At Fort Sill Monday, lawyers and case workers began the intake and screening process to figure out the next step for those unaccompanied immigrant children housed at the post.
Catholic Charities is in charge of the process and is putting out the call for volunteers to help. They need about 50 to 60 specialized workers to explain to the children their rights and meet individually with each child.
A Department of Health and Human Services spokesperson says there are currently 1,117 teenagers housed at Ft. Sill. On Monday Catholic Charities workers began the daunting task of conducting group "know your rights" presentations and triaging each child individually.
"It's not us determining what somebody's status is. It's us helping the individual interact with the government," explained Sonny Wilkinson, the senior director of mission advancement for Catholic Charities.
Catholic Charities is looking for lawyers, caseworkers and individuals who are bi-lingual to help the children understand the process and where they will go from here.

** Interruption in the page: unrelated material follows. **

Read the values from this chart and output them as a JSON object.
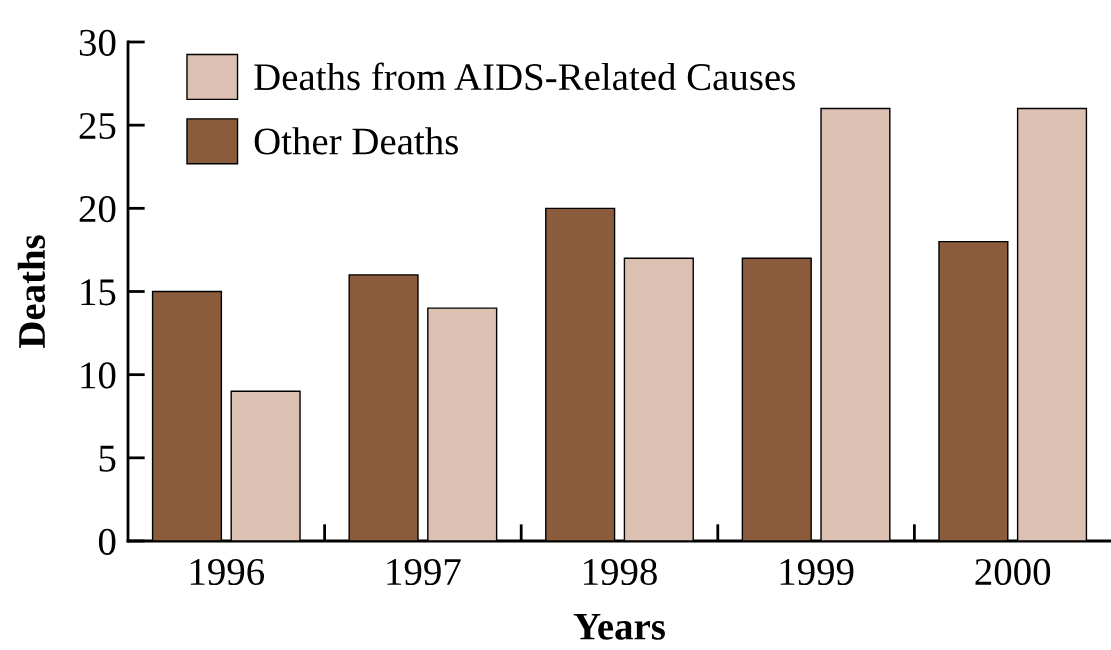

"They'll be told how to interact with immigration court. What numbers they need to call if they have family members somewhere else in the country. How to transfer to be reunited or at the end of the day that deportation may happen and this is the way those proceedings go," said Wilkinson.
Jasmine Majid has been an immigration lawyer for 20 years and is one of those who had already volunteered.
"I feel like as an attorney and immigration attorney it's my civic duty," she said Monday.
Majid has experience in this type of thing and knows it won't be easy, especially explaining a complex immigration situation and gathering crucial information from children.
"There are a number of trauma that these kids have probably already endured and the more of that they have endured the less likely they are to openly communicate that information to us," she said.